Our study had some limitations. First, in both the explicit and implicit visual perspective-taking tasks, the premise behind patients with SZ adopting others’ perspectives is that they understand that avatars in different locations may be able to see content that they cannot. We found that patients exhibited altercentric intrusion for the self-avatar identity, possibly indicating that they could comprehend that the view differed in different positions. However, this could also stem from patients’ abnormal self-perceptions32, as their arbitrary switching between the self and self-avatar may have influenced the experimental results. Therefore, future research must clarify patients’ ability to comprehend the differences between others’ and their own perspectives from diverse locations by incorporating cognitive neuroscience techniques to enhance the reliability of the findings. Second, a unique connection exists between individuals at high risk for SZ and patients with SZ, along with the abnormalities manifested in ToM33. Future research should delve into the performance of high-risk individuals in this task, particularly the uncued perspective-taking task, which may potentially serve as a method for the early identification of schizophrenic tendencies.

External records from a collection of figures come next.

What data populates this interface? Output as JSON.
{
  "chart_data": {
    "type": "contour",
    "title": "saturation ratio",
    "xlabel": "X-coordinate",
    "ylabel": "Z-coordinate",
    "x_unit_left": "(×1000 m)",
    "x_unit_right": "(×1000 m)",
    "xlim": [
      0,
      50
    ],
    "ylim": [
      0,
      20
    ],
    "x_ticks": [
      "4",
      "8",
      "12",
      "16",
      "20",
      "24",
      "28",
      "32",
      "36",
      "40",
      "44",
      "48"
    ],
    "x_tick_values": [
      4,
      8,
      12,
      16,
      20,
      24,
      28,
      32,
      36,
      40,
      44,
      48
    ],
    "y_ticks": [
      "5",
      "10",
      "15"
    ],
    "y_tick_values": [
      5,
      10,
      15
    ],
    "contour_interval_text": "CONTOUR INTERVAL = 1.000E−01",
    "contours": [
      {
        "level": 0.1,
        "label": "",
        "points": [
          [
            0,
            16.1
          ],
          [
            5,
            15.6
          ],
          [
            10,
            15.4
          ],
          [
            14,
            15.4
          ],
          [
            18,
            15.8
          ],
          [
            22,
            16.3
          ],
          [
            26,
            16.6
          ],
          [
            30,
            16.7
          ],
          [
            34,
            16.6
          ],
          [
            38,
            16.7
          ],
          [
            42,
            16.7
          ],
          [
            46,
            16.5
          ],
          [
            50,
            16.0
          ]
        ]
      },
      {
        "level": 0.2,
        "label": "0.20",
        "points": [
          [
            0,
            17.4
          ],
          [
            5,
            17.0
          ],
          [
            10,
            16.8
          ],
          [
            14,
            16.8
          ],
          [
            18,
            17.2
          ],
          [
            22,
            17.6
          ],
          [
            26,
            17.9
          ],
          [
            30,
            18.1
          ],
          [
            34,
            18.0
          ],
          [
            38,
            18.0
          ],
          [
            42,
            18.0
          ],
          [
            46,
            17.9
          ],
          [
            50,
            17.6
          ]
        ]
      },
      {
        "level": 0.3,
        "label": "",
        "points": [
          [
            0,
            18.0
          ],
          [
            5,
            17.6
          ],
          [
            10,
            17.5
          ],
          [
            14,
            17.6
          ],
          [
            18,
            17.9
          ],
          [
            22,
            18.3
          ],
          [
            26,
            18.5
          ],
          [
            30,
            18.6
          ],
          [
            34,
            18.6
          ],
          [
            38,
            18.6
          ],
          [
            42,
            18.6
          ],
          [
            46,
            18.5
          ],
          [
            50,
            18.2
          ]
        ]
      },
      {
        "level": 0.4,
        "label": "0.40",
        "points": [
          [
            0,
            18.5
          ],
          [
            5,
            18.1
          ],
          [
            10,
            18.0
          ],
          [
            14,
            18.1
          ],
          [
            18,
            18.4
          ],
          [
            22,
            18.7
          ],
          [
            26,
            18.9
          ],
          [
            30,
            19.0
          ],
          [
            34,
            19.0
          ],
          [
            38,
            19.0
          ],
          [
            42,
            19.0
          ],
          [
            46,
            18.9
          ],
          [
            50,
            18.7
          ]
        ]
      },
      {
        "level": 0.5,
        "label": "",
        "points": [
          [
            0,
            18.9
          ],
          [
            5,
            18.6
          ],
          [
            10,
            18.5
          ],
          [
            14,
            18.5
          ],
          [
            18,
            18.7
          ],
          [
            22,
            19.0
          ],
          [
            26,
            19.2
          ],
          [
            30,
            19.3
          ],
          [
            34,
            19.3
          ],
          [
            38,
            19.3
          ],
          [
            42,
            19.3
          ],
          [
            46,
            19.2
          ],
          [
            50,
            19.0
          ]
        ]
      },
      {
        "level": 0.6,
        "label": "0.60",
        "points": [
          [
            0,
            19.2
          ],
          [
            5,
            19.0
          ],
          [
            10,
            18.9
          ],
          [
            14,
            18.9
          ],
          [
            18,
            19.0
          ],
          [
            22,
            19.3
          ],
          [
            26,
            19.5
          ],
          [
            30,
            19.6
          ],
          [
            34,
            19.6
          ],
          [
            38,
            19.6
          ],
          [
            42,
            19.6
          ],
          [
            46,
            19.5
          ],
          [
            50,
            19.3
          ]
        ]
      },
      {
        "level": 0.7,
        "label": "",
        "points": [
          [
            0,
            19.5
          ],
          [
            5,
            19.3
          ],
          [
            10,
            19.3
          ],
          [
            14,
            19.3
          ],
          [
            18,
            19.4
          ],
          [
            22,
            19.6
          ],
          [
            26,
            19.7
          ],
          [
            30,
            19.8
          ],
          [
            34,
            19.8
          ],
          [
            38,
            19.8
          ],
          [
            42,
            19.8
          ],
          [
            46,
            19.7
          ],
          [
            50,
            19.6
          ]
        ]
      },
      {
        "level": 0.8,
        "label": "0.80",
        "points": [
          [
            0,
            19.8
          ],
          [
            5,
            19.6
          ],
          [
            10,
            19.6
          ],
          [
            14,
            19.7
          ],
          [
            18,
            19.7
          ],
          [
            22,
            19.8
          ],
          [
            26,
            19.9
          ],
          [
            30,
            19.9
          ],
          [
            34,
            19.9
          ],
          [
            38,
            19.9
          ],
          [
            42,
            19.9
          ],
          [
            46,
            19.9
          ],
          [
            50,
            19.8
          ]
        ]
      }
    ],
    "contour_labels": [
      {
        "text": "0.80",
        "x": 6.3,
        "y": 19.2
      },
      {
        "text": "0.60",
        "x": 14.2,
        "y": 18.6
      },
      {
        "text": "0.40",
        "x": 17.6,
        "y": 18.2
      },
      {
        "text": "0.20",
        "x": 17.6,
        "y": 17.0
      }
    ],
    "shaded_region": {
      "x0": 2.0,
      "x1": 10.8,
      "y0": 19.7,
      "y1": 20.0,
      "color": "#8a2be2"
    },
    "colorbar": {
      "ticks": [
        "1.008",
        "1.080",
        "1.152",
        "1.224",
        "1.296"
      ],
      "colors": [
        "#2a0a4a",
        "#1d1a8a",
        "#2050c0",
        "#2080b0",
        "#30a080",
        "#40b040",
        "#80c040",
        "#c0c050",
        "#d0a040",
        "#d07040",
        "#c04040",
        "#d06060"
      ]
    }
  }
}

In summary, we found that patients with SZ exhibit a certain degree of altercentric tendency in implicit visual perspective-taking tasks, displaying altercentric intrusion when patients become aware of their own perspective existing in another spatial location within the scene. We suggest that patients with SZ are capable of spontaneously adopting perspectives, but this process is influenced by the degree of attention paid to the perspective and identity of others. This study provides insights into the social cognitive processes of patients with SZ. Future research should comprehensively look into the role of other individuals’ identities in the process of social cognition.